Sunday, February 6, 2011

Just the Right Amount of Blasphemy

There are few books that I get really, really excited about.  I have been wanting to read Lamb: The Gospel According to Biff, Christ's Childhood Pal by Christopher Moore since it initially came out in 2000.  The premise of the novel is absolutely brilliant.  Within the text of The Bible there are serious gaps in the life of Jesus, and roughly thirty years are missing.  Moore sought to tell the rest of the story.  

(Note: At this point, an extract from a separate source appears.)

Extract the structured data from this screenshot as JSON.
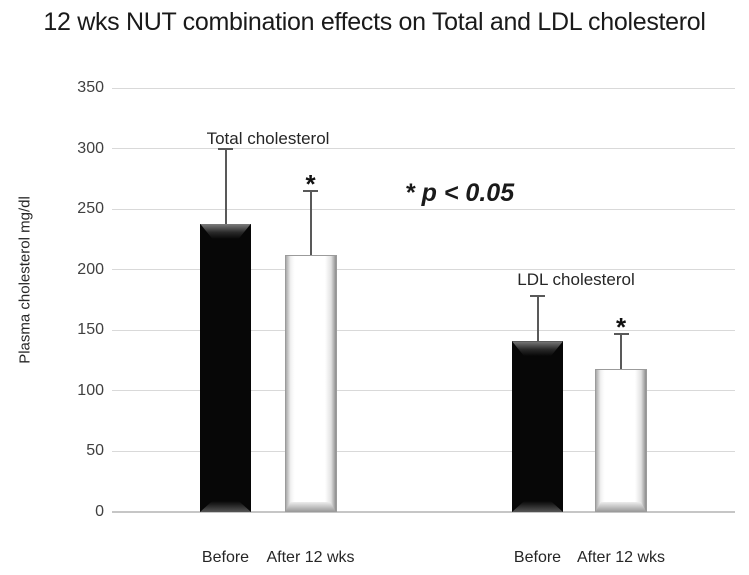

The rest of the story is how Jesus goes on a quest to find the Three Wise Men to learn what it means to be a Messiah.  Biff, Jesus' best friend, who is conveniently left out of The Bible, fills in the details about the son of God's spiritual journey.  He provides a good counterpoint to Jesus because while Jesus contemplates deep issues, Biff only thinks about material comforts and bedding women.  These two set out from Nazareth and travel throughout the Middle East and Asia, befriending a diverse group of people along the way who teach them all about Buddhism, Confucianism, and of course kung fu.  Upon the completion of his spiritual training, Jesus and Biff head home to Nazareth and begin to build a group of followers.  

Without giving away anything, the rest of the story expands upon the events The Bible outlines.  Unless you have had absolutely no religious exposure, you know where this is heading.  It's how you get to the point of the crucifixion, that matters.  This book is one of the most hilarious novels I've read in a long time, the type that will make me get stared at as I laugh out loud in public.  I can understand how a person with deep religious beliefs may find this book blasphemous, but, as Christopher Moore points out, those people aren't likely to read it in the first place.  As for my opinion on the subject, I don't think that Moore intends to offend people and he generally paints Jesus in a positive light.  I personally don't have strong beliefs, and I think that any God of mine probably has a good sense of humour.